In my lifetime I've seen a lot of great football players, but Urlacher was the first Hall of Famer whom I had the privilege of watching up close for his entire career, and it was a fantastic career. The man was an athletic marvel, capable of doing things that men his size just weren't supposed to do. The thing that stood out more than anything else was his speed, but he was also incredibly strong and very smart on the football field.
He was the football player I had always wanted to be growing up.
His jersey was the first Chicago Bears jersey I ever owned as well. Not Walter Payton, not Richard Dent, not Mike Singletary. Brian Urlacher's. I still have it hanging in my closet.

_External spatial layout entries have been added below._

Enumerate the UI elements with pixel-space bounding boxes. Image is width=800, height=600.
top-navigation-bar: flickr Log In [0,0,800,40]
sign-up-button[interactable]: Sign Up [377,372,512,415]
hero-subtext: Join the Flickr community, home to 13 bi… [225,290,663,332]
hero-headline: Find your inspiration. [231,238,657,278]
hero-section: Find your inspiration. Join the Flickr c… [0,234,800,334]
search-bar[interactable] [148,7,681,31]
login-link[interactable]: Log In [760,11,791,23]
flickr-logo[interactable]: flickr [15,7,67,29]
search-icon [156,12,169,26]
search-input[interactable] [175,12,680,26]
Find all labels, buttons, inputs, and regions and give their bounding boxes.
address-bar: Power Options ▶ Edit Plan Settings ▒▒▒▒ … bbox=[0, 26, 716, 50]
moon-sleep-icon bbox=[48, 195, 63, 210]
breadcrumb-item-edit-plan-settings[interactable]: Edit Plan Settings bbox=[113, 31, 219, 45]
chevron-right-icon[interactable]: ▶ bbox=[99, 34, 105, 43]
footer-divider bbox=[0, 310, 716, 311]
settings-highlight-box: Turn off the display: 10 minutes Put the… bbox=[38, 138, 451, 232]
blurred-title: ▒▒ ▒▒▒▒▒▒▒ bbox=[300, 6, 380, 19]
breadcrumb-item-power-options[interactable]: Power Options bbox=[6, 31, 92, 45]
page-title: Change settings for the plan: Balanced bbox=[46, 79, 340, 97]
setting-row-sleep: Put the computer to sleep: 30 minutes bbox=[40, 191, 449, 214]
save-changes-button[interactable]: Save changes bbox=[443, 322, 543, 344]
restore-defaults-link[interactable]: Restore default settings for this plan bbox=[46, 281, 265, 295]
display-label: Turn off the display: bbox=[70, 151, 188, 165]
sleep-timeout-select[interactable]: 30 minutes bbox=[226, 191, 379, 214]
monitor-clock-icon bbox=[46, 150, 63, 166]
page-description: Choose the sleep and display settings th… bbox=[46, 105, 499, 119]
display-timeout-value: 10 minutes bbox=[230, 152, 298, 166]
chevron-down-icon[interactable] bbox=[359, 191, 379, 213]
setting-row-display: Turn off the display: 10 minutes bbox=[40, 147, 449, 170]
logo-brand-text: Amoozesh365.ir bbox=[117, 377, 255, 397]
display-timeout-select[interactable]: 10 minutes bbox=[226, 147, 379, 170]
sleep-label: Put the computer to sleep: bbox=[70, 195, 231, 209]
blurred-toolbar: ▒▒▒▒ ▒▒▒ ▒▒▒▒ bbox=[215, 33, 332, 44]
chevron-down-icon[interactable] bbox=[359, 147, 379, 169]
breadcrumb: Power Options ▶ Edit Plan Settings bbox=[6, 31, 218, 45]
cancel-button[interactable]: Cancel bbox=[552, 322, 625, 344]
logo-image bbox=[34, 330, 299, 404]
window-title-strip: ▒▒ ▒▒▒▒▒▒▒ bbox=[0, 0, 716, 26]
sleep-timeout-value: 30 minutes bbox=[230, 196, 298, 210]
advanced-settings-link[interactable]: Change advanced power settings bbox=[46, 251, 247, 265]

I don't wear it anymore, as I'm 32 years old and if you're wearing jerseys into your thirties then something along the way has gone horribly awry. But I suppose I may put it back on one more time should I visit Canton for his Hall of Fame induction.
It'd be the least I could do to show my thanks for 13 amazing years with the Chicago Bears and for showing me what my career would have looked like if I grew up to be the football player I always wanted to be.